A few years ago Nazari realized that in addition to making a profit, his company also had a social responsibility. As he put it, "there is more to life than eating Chelokabob and Ghorme Sabzi." Under his direction, the management instituted an entrepreneurship program that encouraged employees to form their own companies with Systems Group’s financial backing. Nazari calls this "his way of outsourcing the company’s projects to employees turned business people." This management style has greatly contributed to the success of the company. Systems Group is now the largest software company in Iran with over 2,400 customers and growing fast. "The business circle in Iran is a small and everybody knows each other," Nazari says. "If you fail, everybody will know about it and nobody will give you another project. You only have one chance."

Recently, Systems Group opened an office in Canada under the name of Systems Group North America (http://www.sg-na.com/), concentrating on outsourcing and marketing several solutions for the financial sector. Another subsidiary, Sgnetw@y provides solutions for manufacturing, banking, and government sectors targeted at European and American customers.

Nazari recognizes Systems Group’s shortcomings too. "When it to comes to the management of large projects and technology trends we need help," Nazari says. This is where he feels the expatriates can play a great part. He would like to create an environment where they can act as coaches and advisors. With the vast number of Iranians abroad in various technical fields, Nazari should not have any problem.

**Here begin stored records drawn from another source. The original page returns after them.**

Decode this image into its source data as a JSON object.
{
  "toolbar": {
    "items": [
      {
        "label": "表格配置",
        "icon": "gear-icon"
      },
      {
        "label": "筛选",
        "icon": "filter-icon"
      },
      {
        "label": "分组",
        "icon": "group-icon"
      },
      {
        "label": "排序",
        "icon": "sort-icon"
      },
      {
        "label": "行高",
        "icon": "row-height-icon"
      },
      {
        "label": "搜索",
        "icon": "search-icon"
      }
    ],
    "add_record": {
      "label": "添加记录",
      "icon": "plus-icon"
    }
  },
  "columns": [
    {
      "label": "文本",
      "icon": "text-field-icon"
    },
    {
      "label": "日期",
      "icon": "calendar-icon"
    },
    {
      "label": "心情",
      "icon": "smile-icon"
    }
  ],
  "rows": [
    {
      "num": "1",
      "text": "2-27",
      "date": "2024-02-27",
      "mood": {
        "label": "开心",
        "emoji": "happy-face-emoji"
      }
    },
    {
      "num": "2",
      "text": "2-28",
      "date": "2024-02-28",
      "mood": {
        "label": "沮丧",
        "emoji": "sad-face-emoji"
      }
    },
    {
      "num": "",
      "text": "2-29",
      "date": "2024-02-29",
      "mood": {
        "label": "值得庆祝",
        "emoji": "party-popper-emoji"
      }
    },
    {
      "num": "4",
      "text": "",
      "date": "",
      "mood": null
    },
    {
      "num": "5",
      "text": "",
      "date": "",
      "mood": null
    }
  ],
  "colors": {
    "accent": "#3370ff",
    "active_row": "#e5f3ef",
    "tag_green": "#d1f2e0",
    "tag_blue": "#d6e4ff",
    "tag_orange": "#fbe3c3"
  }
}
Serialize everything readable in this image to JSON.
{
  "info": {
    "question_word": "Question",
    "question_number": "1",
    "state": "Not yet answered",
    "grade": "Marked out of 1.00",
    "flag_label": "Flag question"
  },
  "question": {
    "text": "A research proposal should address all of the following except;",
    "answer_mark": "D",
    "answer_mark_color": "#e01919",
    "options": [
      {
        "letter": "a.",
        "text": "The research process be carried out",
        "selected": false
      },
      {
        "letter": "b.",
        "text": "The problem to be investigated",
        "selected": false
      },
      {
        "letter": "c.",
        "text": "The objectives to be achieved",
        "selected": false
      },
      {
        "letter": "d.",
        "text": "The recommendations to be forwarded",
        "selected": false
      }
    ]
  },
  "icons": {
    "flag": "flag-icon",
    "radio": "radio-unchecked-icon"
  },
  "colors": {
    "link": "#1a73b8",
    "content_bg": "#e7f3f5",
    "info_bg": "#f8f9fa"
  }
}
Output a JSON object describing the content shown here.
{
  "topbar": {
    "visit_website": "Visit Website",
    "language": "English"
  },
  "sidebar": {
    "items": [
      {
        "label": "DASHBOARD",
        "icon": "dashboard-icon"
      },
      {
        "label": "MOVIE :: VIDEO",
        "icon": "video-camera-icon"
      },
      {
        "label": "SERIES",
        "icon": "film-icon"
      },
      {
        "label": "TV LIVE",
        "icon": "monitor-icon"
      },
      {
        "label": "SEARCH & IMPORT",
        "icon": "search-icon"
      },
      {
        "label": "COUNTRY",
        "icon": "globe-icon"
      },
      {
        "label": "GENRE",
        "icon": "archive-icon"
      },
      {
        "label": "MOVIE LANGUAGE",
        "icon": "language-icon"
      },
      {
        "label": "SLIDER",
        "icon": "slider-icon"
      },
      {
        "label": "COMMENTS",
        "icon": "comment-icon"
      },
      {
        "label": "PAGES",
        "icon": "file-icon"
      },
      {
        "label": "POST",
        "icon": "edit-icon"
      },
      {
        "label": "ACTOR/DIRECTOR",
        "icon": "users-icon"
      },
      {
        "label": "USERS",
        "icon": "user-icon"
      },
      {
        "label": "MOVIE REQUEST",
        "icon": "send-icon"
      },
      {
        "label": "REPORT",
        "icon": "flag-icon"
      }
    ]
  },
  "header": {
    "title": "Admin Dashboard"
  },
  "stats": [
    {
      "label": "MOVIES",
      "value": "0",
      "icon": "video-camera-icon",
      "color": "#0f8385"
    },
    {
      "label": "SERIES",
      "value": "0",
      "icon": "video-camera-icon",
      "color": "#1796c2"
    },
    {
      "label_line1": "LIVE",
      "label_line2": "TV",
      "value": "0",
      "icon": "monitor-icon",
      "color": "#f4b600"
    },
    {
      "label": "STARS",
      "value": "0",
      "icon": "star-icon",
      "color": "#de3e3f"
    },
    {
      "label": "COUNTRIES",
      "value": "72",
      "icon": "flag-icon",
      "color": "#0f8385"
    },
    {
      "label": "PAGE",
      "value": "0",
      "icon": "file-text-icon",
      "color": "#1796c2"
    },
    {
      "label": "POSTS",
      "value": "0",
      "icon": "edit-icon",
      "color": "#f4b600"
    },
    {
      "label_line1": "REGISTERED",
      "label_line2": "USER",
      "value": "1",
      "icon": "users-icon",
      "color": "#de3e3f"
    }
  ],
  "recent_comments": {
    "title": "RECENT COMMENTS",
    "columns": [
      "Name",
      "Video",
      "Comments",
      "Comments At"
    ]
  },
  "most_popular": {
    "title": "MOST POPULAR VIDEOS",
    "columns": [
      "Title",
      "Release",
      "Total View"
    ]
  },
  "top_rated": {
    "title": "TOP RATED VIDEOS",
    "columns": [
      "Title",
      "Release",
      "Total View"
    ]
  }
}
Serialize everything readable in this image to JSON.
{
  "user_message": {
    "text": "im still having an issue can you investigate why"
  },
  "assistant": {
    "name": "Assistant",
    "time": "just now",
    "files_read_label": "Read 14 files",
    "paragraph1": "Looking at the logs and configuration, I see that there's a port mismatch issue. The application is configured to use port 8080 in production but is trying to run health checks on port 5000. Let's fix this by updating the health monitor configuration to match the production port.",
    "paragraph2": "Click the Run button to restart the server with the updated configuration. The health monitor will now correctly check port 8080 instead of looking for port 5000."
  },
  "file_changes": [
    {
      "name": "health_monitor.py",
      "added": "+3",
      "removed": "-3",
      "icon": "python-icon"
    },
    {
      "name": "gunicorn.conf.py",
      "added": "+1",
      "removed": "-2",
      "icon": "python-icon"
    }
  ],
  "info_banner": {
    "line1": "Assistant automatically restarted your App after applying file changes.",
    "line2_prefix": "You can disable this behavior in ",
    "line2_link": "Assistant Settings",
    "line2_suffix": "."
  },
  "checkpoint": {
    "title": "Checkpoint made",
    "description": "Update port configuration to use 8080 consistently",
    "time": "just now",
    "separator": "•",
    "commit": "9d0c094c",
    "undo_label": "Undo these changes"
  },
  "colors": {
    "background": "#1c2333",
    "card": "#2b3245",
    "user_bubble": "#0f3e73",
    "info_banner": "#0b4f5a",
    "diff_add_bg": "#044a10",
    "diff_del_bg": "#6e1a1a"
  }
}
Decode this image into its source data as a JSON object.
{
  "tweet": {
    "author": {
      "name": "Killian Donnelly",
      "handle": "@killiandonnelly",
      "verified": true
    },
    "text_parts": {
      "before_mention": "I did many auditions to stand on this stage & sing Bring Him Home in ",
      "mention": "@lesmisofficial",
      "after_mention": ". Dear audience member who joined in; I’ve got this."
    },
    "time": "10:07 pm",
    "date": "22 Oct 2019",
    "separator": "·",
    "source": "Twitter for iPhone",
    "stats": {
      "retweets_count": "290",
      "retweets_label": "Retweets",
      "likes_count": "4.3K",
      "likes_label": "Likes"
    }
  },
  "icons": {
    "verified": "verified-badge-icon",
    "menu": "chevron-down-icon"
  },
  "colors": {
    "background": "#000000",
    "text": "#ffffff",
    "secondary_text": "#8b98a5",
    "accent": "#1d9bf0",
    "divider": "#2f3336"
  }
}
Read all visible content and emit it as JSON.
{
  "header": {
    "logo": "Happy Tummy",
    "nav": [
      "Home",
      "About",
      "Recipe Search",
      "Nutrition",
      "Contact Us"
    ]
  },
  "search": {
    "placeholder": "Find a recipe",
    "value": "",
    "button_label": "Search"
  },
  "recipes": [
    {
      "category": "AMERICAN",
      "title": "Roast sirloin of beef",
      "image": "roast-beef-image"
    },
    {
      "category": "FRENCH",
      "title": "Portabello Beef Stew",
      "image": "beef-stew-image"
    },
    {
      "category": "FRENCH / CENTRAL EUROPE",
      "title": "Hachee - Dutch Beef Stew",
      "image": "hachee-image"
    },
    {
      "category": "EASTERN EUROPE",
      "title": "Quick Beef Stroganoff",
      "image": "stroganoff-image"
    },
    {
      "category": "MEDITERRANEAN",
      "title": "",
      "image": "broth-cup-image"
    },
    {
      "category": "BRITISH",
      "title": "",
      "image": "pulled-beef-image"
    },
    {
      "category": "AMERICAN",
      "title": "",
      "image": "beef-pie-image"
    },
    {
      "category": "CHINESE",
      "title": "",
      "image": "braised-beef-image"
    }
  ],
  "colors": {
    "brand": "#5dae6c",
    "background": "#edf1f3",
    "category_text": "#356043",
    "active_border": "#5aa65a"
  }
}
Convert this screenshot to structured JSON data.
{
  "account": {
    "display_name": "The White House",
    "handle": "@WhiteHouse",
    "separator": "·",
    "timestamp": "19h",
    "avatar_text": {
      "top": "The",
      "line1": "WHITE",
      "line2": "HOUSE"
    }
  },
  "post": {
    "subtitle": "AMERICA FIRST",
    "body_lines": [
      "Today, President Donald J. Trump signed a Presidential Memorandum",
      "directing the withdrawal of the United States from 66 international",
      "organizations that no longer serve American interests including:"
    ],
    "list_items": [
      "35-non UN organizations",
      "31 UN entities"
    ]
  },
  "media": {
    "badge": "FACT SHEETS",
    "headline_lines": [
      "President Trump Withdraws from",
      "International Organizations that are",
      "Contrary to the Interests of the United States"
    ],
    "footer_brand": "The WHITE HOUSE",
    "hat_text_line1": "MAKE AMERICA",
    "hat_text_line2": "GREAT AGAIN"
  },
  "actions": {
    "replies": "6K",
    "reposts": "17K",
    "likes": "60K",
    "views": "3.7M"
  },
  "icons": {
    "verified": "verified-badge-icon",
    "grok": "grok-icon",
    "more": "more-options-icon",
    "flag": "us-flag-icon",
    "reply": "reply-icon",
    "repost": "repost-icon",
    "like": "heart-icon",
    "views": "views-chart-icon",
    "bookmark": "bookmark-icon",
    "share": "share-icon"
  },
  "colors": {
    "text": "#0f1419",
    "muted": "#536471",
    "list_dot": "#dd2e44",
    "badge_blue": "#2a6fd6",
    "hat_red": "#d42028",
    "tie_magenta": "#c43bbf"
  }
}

Looking back at the achievements and enthusiasm the Iranian teachers exhibited at the Moscow conference and some of the ideas I heard Nazari espouse, I think something positive is beginning to happen in Iran that many of us have either overlooked or written-off. I know I have been away from my homeland too long and I share some of the same distorted images of Iran that many here may have. We need to learn from Nazari. We too have a social responsibility.